Che cos'è la cardiomiopatia da stress
La cardiomiopatia da stress è una forma temporanea di insufficienza cardiaca che si manifesta improvvisamente. È spesso scatenata da eventi stressanti e si caratterizza per un particolare modo in cui il ventricolo sinistro del cuore si contrae.
Lo studio multicentrico
Uno studio condotto tra il 2005 e il 2010 in 7 centri in Europa e Nord America ha coinvolto 256 pazienti con questa condizione. La maggior parte erano donne in post-menopausa (80%), con una minoranza di donne più giovani e uomini. In circa il 71% dei casi, è stato possibile identificare un evento stressante che ha scatenato la malattia.
Ruolo della risonanza magnetica
La risonanza magnetica, eseguita nel 93% dei pazienti, ha mostrato quattro diversi modelli di alterazione del movimento del ventricolo sinistro:
- apicale (82%)
- biventricolare (34%)
- setto (17%)
- base (1%)
In tutti i pazienti, la capacità del ventricolo sinistro di pompare il sangue (frazione di eiezione) era ridotta.

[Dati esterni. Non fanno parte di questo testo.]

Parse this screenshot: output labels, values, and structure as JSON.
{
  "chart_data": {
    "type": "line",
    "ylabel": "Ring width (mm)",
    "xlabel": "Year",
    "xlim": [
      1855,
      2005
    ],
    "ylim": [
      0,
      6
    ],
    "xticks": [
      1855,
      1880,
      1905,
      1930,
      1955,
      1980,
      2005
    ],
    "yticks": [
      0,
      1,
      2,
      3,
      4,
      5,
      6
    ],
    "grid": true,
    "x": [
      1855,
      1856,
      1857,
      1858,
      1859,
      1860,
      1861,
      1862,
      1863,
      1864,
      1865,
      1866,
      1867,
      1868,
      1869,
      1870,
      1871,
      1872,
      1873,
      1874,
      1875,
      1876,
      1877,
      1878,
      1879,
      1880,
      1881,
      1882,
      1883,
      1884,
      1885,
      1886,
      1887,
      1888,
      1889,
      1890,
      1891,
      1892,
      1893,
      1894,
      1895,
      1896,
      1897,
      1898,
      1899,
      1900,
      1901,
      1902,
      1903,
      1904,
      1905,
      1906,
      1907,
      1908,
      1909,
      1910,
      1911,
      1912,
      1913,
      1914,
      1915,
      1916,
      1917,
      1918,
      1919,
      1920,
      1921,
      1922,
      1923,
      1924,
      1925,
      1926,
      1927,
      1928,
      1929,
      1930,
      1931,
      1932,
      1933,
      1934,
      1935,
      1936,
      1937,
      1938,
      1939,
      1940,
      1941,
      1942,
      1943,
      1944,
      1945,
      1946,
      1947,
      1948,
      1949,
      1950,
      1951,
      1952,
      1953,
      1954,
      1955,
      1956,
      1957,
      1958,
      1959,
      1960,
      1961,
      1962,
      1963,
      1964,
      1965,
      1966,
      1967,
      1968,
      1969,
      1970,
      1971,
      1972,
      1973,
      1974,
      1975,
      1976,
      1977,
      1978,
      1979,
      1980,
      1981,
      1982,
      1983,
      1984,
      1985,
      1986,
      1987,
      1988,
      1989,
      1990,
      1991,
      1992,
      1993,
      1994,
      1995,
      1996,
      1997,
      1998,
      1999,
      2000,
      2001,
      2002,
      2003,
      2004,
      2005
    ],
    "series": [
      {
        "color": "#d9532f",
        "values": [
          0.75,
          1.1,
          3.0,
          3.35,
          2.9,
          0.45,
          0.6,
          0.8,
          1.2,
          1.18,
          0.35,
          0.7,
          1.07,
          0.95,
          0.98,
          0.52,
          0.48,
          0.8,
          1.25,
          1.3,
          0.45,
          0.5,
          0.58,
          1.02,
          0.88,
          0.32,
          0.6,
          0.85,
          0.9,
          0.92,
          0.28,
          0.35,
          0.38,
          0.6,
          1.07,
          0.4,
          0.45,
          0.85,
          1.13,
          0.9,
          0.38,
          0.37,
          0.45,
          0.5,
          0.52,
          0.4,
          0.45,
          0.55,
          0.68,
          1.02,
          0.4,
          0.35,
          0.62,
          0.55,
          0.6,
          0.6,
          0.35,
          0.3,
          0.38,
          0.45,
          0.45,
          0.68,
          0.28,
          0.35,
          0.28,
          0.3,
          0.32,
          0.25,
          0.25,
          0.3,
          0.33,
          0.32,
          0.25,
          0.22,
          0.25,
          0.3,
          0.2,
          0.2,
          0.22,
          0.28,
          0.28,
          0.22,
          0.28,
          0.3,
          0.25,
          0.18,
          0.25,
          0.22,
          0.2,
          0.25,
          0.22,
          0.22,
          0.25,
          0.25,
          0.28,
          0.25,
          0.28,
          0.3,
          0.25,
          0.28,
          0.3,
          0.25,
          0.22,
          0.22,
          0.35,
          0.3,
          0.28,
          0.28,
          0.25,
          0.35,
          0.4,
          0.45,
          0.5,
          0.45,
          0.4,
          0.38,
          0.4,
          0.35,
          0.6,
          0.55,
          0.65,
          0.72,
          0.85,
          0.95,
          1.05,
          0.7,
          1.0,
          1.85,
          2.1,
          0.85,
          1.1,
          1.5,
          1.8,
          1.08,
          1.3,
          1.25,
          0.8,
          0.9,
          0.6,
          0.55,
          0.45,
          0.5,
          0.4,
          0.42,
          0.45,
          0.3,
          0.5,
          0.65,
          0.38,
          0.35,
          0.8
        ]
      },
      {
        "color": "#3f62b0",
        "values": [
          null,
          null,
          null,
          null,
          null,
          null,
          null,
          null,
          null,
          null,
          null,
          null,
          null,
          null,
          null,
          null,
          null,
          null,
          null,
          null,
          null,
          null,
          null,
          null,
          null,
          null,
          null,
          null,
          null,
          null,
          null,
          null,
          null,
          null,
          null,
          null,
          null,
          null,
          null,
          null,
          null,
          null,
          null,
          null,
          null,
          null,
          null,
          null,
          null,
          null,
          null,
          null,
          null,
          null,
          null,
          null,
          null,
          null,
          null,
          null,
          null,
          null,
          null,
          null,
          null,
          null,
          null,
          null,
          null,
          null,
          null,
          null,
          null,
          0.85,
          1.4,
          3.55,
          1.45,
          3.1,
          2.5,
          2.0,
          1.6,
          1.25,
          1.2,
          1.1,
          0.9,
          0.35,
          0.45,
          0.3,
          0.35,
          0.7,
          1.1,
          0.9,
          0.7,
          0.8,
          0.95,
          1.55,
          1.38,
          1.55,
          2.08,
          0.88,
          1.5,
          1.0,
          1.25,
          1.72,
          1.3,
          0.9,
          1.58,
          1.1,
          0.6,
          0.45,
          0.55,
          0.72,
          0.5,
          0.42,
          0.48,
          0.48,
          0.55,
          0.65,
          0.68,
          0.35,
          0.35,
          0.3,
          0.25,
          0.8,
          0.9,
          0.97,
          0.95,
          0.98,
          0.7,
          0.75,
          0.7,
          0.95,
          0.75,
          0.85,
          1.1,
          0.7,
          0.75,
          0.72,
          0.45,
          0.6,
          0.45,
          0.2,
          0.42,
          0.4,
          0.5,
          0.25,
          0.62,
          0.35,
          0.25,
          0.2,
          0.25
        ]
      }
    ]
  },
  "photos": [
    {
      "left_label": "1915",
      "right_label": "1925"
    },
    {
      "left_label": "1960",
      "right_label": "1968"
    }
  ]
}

La risonanza magnetica ha permesso di riconoscere con precisione la cardiomiopatia da stress grazie a:
- un modello tipico di alterazione del cuore
- presenza di edema, cioè gonfiore del muscolo cardiaco
- assenza di danni permanenti come necrosi o cicatrici
- segni di infiammazione del muscolo cardiaco
Follow-up e recupero
Il controllo con la risonanza magnetica a distanza di 1-6 mesi ha mostrato che la funzione del cuore si normalizza completamente in tutti i pazienti. Anche i segni di infiammazione scompaiono e non si osservano danni permanenti significativi.
In conclusione
La cardiomiopatia da stress è una condizione più comune e variabile di quanto si pensasse. La risonanza magnetica è uno strumento molto utile per diagnosticare e monitorare questa malattia, mostrando che il cuore può tornare a funzionare normalmente dopo l'evento acuto.